Prigozhin offered a very good deal. In exchange for outside support he would take over Russia, reorient to the West, and leave Ukraine. The offer, at a critical moment when the Ukrainian offensive is faltering, was an offer hard to refuse.
Putin has a major challenge now to deal with the dissidents in his regime who oppose him. While none of them came forward overtly, it appears likely the FSB and Putin know who Prigozhin was talking to. They will have to judge whether these individuals and organizations are reliable, or if they will have to be dealt with by Russian security.
Putin also has to crack down on the widespread sabotage in Russian cities. Not all this can be blamed on Ukrainians. Many of the perpetrators are Russians, and from the looks of it, they are professional, again pointing a finger at those in a position to carry out such attacks. Beyond sabotage, there have been a number of assassinations of prominent pro-Putin leaders. Putin must realize by now that he also is on the list and that the support for these attacks is mostly from internal sources.
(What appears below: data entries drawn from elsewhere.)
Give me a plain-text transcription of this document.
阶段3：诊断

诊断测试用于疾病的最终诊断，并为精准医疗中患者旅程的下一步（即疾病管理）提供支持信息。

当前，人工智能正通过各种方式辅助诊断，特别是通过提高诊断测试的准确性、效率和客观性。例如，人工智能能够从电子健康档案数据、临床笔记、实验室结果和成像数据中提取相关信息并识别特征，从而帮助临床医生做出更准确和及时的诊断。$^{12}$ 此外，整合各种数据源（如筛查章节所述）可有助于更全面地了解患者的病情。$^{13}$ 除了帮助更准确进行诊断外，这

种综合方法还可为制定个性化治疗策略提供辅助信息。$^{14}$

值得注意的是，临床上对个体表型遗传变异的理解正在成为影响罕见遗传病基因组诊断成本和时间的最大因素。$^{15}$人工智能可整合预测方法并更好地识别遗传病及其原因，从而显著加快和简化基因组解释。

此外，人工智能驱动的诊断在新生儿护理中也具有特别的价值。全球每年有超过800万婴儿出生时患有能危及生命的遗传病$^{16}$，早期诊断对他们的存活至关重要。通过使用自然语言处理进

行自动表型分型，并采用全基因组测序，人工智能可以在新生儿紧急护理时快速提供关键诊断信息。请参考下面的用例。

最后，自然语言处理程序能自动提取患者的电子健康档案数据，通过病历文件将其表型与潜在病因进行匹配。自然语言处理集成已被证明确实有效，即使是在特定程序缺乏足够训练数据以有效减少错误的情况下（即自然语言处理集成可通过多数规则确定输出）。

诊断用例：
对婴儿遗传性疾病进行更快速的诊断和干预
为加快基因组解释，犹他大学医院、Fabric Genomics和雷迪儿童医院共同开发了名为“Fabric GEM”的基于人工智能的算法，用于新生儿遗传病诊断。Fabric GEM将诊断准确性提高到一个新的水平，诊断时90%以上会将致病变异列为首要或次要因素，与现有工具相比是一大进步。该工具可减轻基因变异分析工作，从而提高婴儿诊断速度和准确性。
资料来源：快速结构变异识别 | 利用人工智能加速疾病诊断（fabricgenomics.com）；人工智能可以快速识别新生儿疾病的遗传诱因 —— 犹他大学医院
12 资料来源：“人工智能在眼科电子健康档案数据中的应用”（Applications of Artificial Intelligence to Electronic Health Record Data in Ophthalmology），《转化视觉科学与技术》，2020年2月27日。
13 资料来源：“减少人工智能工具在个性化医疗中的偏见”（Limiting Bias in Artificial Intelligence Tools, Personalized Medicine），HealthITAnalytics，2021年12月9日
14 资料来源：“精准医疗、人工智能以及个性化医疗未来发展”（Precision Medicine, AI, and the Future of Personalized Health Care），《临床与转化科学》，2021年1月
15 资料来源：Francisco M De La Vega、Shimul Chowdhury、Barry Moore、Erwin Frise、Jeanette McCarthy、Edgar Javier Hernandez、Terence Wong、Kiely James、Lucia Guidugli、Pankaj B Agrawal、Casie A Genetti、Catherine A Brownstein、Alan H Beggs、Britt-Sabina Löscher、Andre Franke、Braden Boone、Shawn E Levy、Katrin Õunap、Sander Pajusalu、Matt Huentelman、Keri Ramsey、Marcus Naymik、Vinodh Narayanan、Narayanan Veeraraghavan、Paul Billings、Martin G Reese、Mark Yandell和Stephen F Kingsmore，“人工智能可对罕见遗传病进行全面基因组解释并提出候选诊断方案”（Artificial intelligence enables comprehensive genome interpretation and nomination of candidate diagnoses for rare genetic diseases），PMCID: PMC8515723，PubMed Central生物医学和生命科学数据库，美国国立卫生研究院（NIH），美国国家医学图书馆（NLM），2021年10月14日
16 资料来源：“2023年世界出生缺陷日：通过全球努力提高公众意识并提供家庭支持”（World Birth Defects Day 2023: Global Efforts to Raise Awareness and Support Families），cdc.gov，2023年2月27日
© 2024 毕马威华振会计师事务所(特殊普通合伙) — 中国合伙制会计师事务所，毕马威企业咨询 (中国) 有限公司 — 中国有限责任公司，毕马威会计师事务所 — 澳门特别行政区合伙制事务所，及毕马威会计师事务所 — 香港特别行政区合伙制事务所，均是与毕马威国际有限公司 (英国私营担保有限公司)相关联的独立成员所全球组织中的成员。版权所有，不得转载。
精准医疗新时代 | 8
The night of the long knives may happen soon if Putin is to survive as Russia's leader.
It isn't clear what will happen to Prigozhin and to his collaborator Utkin. While the Wagner force remains a potent and useful tool for Russia, its current leaders are a major liability.
What didn’t happen in Russia was a general uprising and an open fracturing of the security apparat. But what didn’t happen may yet happen, unless Putin can act decisively. No one can say if he can, or if he will.
https://simplicius76.substack.com/p/prigozhins-siege-ends-postmortem
Thank you for the clarification as to the "uprising" that the legacy media has been drooling over for the past couple of days - I immediately tossed their "uprising" report onto the fiction pile where it now sits alongside "Putin at death's door won't live past June 2022"; "Ghost of Kiev" and the "Ukraine Island Defenders". Probably the closest to the truth I've read before your article has been the Babylon Bee's report of "Russian Mercenaries Steal Putin's Podium In Brazen Coup Attempt".